Sweaty Betty: the 30 Day Sweat Challenge

If you know me, you'll know that I love a good fitness challenge. And, with the start of a new month, comes the start of another challenge from Sweaty Betty. The 30 Day Sweat Challenge, run in association with Hiitgirl, aims to push your limits in fast-paced sessions. Since September marks the end of summer, this new challenge is perfect for fitting in with getting back to work and school routines, as none of the activities last longer than thirty minutes. Three times a week, the challenge asks you to join in with a half hour HIIT session with Hiitgirl. If you're lucky enough to have a local Sweaty Betty, you can join in to an in-store class. If not, head over here to follow the online workout.
As well as getting you covered in sweat, Sweaty Betty have filled the schedule with mindfulness, nutrition and extra challenges, to keep you completely healthy and motivated all month.
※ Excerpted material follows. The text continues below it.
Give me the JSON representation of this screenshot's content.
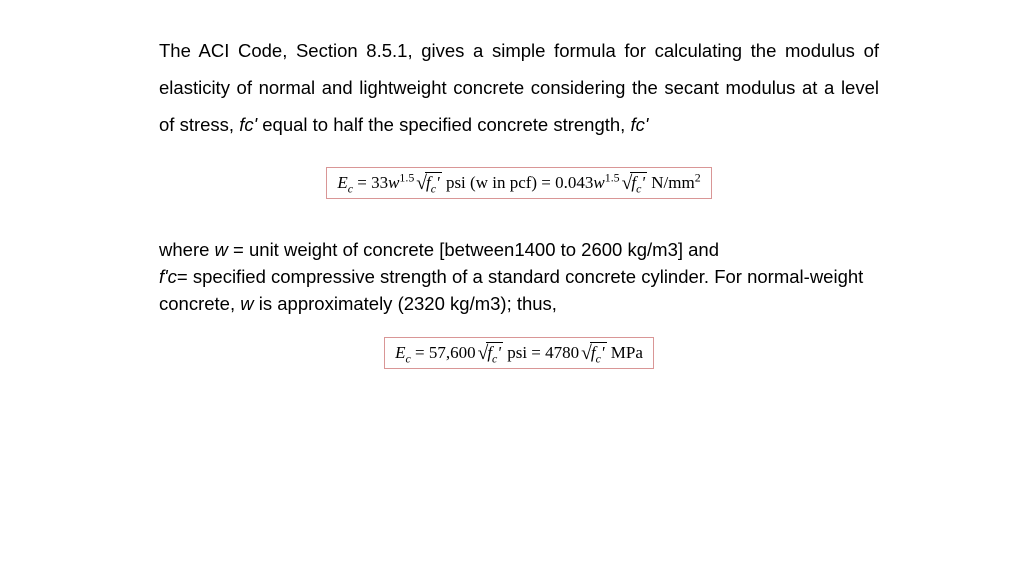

With SB Ambassadors and campaign partners such as the Detox Kitchen and Neom Organics, the whole months looks set to be a fun challenge!
So what is HIIT? HIIT stands for high intensity interval training. It involves alternating high and medium intensity circuits to push your body and raise your heart rate to the max, in a fat-burning, muscle sculpting session. Hiitgirl is an initiative founded by Susan Dyson aimed at working every part of the modern woman's body, to create a strong physique in a workout that fits in with our busy days.

I'll be getting involved this month, so I challenge you to come and play, and take up the challenge with me. And remember... it's cool to sweat.